Originally posted by Becky:
When you think how hard it is just for all different kinds of people to communicate with each other and understand what everybody is trying to say---Think how hard it is to construct a puzzle that gives out clues in just the right way so that everybody can figure out how to solve it.
Some puzzles that are easy for one person are very difficult for another because people think differently, notice different things that may or may not be clues, and have different experiences that help them with the puzzle logic (or lack of logic!)
When you think about it, it's a kind of miracle to make it through a game without a walkthrough.
I'm not one for using walkthroughs. Sometimes in solving a "puzzle" I find it useful to try to "psych out" the puzzle designer. When all else fails, try that.
The fact that different people see things from a slightly different point of view makes it useful to play in parallel with another player. What one misses, the other often sees. That enables them both to avoid walkthroughs. Try playing with someone else. It's more fun that way, anyway!

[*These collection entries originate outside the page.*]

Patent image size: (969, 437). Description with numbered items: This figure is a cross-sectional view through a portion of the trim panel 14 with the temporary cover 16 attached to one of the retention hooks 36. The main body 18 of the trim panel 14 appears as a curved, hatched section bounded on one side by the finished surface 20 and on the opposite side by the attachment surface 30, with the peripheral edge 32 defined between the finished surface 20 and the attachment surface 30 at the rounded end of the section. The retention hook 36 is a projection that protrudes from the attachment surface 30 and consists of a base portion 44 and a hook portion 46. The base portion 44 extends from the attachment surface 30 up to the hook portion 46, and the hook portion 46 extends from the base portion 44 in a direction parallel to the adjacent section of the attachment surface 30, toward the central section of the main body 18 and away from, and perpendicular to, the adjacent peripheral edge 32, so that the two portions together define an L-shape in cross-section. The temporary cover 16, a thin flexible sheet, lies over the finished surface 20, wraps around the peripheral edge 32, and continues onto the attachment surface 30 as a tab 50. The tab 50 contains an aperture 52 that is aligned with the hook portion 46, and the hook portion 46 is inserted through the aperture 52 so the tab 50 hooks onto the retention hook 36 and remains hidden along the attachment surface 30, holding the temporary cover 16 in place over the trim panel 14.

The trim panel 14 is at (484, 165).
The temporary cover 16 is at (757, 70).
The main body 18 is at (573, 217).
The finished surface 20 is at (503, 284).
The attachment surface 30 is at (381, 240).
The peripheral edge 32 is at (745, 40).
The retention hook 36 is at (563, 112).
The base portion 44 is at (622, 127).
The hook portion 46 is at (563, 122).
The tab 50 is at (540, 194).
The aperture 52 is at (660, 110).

Oh, and it is not a miracle to get through a game without a walkthrough
, but it takes a lot of time and patience, and, sometimes, just plain dogged determination. Let's face it, it generally takes me a long
time to finish a game. I probably only average a game a month, if that. And I wind up with a large 3-ring notebook full of notes on the game. Most players don't have that patience, and I don't blame them. They are in it for the fun! I am, too, but I suffer from a weird sort of curiosity and the sin of pride and, perhaps, a bit of masochism.